I decided to leave Egypt, before the regime’s thugs come to me, and before the frustration and sense of failure kills me. At that time, I found no choice except for Qatar. The last place I thought I would resort to one day. But it was the only option available. I had a journalistic job offer that I thought might be a temporary haven for my dreams, in which I could create an alternative digital media platform that would kindle the flame of some of the principles we fought for before and during the revolution. I was naive, of course.
Traveling to Qatar requires a security clearance and will raise suspicions. Amid a fierce media campaign by the Egyptian regime, which holds Doha responsible for everything that happened in Egypt, from the revolution to terrorist operations, I will not go to the security bodies, because if I do, I may never leave. So I contacted a tourism agency and booked tickets to the Maldives, one of the few countries that allows the entry of Egyptians for tourism without visas, in a particularly picturesque landscape for diving enthusiasts like me, and from there I will go to Doha to build a new, temporary life where I would keep an eye on Egypt and wait for relief, so I can go back.
The day of departure was the worst ever. I entered every room in my apartment and stayed there for minutes, touching the walls as if they were a pilgrimage site and crying. I saw ghosts, the ghosts of my comrades, this is where we used to gather, in those rooms we used to plan and prepare for the revolution. The ghosts of those I loved and spent time with having fun and laughing, and all the neighbors could hear us giggling. The ghost of my ex-wife. I was desperately trying to keep myself together in front of my mother, who took me to the airport. I was staring out of the car window, tears were flowing like rivers, and I was breathing hard. I gave my mother a bone-crushing hug.
I tried to control myself and discipline my feelings as I dragged my feet as if they were shackled in heavy iron chains, and I stand in front of the passport control officer, who smiles and stamps the passport, wishing me a pleasant journey. As soon as I passed through passport control, I broke down crying again, but I tried to quickly hold myself together so as not to arouse suspicion or make a scene at the airport. It was only when I took my seat inside the plane after take off that I let my tears flow again. From the sky I saw Egypt for the last time, I saw the desert, the ugly cement buildings I dreamed of re-planning, all the memories of the revolution flashed before my eyes.

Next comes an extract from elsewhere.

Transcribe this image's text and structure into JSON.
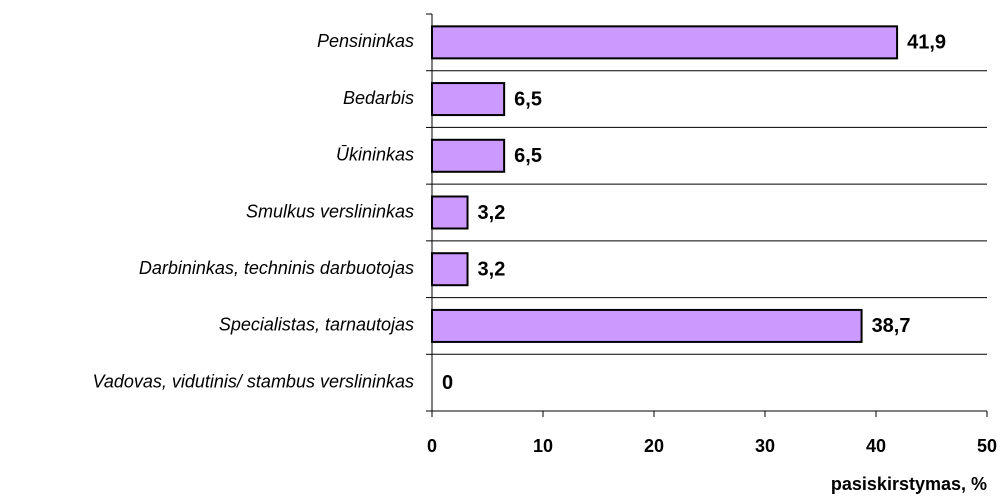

I spent the next two years in Doha in a state of unspeakable misery. I made very few friends, and I could not stand my work environment, and I prayed day and night for a miracle, so I would go back to Egypt, or move to another country… until the opportunity presented itself. I rushed to apply for a PhD in Germany, which became known as the capital of exile, and I left Qatar never to return… I still hope to return to Egypt, and I still have the keys to my apartment in Cairo, I keep them next to my bed. I look at them from time to time. Sometimes I carry the keys and hold them close to my nose and close my eyes, and I smell the scent of the apartment and the odor of my friends’ cigarette smoke. I hear their laughter and the voice of my ex-wife calling me, and my mother knocking on the door calling for me to join them for lunch…and this goes on and on and on… and then I open my eyes to see the snow in Berlin falling outside, so I go back to reality. My feelings are torn between gratitude for being alive outside a prison cell of one of the general’s prisons, and questions about what if I had joined the martyrs in 2011 and rested and did not see what I saw afterward? Wouldn’t that have been better? When will I return to Egypt? When will the general and his servants fall?
In the end, I calm down my anxiety and my troubled feelings, and I say to myself: Do you want to go back? So use your time to rebuild what was destroyed, in preparation for the next revolution, which I have no doubt will happen.